Diego Cardama sostuvo que “creemos que esto se normalizará en un par de años y podría volver a niveles parecidos a los anteriores a la pandemia”.
Contó que “hoy las aerolíneas trabajan sobre distintos protocolos, pensando en diferente ubicación de los asientos, acrílicos entre pasajeros y otras alternativas posibles” para cuando se comience a regresar a la normalidad.
Sostuvo que, antes de la cuarentena, “vendíamos el 60% de nuestras aeronaves a escuelas de vuelo y un 40% a usuarios particulares. Estamos previendo que esto va a cambiar y que las escuelas bajarán y quizás el pedido de privados aumente, porque volar en aerolínea va a ser más caro que antes y con más demoras. Además el traslado por tierra será complejo, por los protocolos de cada provincia y esto, en el mundo de la aviación general, tendría un beneficio”.
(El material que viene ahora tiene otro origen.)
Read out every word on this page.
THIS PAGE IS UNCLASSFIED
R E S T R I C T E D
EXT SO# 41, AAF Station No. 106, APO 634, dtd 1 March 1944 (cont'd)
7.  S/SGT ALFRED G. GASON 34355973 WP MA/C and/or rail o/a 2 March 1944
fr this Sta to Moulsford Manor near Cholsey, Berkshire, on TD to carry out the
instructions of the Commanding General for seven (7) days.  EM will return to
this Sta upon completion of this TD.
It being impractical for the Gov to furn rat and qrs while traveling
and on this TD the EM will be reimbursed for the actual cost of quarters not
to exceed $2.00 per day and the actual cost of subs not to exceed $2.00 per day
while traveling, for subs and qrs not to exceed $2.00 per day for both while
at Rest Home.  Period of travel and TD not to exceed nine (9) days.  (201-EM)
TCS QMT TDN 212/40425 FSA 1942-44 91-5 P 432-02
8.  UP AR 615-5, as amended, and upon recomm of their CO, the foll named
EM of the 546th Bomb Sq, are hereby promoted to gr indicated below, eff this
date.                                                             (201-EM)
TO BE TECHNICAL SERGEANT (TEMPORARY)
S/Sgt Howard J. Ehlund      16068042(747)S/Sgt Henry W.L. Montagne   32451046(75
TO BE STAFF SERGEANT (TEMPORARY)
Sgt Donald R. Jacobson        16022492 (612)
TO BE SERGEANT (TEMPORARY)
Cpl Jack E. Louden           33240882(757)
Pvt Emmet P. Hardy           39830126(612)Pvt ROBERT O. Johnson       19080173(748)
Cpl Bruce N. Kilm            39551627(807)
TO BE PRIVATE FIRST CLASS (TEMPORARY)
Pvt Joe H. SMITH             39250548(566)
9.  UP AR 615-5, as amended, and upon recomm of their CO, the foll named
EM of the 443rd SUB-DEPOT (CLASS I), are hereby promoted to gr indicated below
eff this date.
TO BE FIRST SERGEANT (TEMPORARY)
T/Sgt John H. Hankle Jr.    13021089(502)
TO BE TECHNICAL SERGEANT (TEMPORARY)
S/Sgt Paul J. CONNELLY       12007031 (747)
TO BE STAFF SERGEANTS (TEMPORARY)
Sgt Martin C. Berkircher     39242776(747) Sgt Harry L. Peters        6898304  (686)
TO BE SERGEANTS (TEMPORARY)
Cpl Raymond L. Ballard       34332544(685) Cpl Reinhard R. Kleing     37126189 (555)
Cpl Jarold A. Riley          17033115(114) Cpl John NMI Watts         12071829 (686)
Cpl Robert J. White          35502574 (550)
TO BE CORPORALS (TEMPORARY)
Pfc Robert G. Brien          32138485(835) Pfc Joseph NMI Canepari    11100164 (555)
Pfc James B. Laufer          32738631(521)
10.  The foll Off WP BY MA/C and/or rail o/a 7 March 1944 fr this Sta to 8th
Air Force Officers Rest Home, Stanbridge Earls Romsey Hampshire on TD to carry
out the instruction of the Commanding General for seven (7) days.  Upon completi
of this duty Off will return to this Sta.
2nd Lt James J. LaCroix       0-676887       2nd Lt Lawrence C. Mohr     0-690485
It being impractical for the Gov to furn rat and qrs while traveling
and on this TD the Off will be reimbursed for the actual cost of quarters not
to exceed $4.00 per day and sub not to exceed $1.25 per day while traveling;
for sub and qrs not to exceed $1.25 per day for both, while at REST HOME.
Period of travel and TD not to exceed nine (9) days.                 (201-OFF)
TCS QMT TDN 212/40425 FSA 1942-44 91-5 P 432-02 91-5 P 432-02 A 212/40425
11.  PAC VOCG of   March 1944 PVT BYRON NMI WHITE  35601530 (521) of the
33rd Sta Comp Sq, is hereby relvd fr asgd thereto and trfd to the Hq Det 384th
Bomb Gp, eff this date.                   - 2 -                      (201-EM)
Cardama ejemplificó esto: “Nos llamó un cliente de Buenos Aires, que tiene campos en Bahía Blanca. Contaba que en una aeronave como la nuestra hace 700 kilómetros de ida y otros 700 de vuelta en un día, viajan dos personas, sin tener que detenerse en ningún lado y sin contacto con nadie, por lo que evita así cualquier riesgo y dificultades de traslado”, por lo que sostuvo que “tenemos que reinventarnos y ser útiles a ese mercado”.
Lo que habilitó Mendoza
El Decreto 620, habilitó, en el punto 2 , la “actividad y servicio de mantenimiento y reparación de material rodante ferroviario, embarcaciones, buques y aeronaves” y en su punto 4 la “actividad de entrenamiento de pilotos”.
El Decreto dice, en sus partes esenciales:
Protocolo para la actividad de entrenamiento de pilotos, a través de vuelos privados, en aeroclubes y en escuelas de vuelo, con la finalidad de sostener los estándares de instrucción y de seguridad operacional.
Comprende a:
- Los explotadores de aeronaves públicas y privadas de aviación general que se encuentren basados u operen dentro del ámbito territorial de la provincia de Mendoza, incluyendo particulares, aeroclubes y organismos oficiales aeronáuticos.
- Los explotadores de Centros de Instrucción de Aviación Civil, empresas de Transporte Aéreo No Regular y empresas de Trabajo Aéreo certificados por la Administración Nacional de Aviación Civil que se encuentren basados u operen dentro del ámbito territorial de la provincia de Mendoza.
- Los explotadores de talleres aeronáuticos de reparación habilitados por la autoridad aeronáutica que deban proveer servicios técnicos de mantenimiento programado, preventivo o correctivo a las aeronaves autorizadas a operar por la Administración Nacional de Aviación Civil, que se encuentren basados en el ámbito territorial de la provincia de Mendoza.
Será responsabilidad del propietario de la aeronave pública o privada, de la Comisión Directiva de los Aeroclubes y de las Gerencias de Operaciones de empresas de Mantenimiento Aeronáutico, Trabajo Aéreo y Transporte Aéreo No Regular basadas en la Provincia de Mendoza ajustarse al cumplimiento de las disposiciones del presente Protocolo, así como informarlo en forma fehaciente a sus dependientes, operarios o asociados.
El protocolo alcanza a todas aquellas personas que ingresen al perímetro de un aeródromo público o privado, aeropuerto o helipuerto de la provincia de Mendoza con el propósito de realizar las actividades de vuelo o mantenimiento de aeronaves autorizadas por el Gobierno nacional.
Queda comprendido en el protocolo el personal que realice actividad de vuelo y aquel estrictamente necesario para proveer el soporte funcional, administrativo o técnico para el desarrollo seguro de la actividad (técnicos, mecánicos, despachantes, administrativos, etcétera).
Los alumnos o asistentes no empleados deberán asistir según su DNI.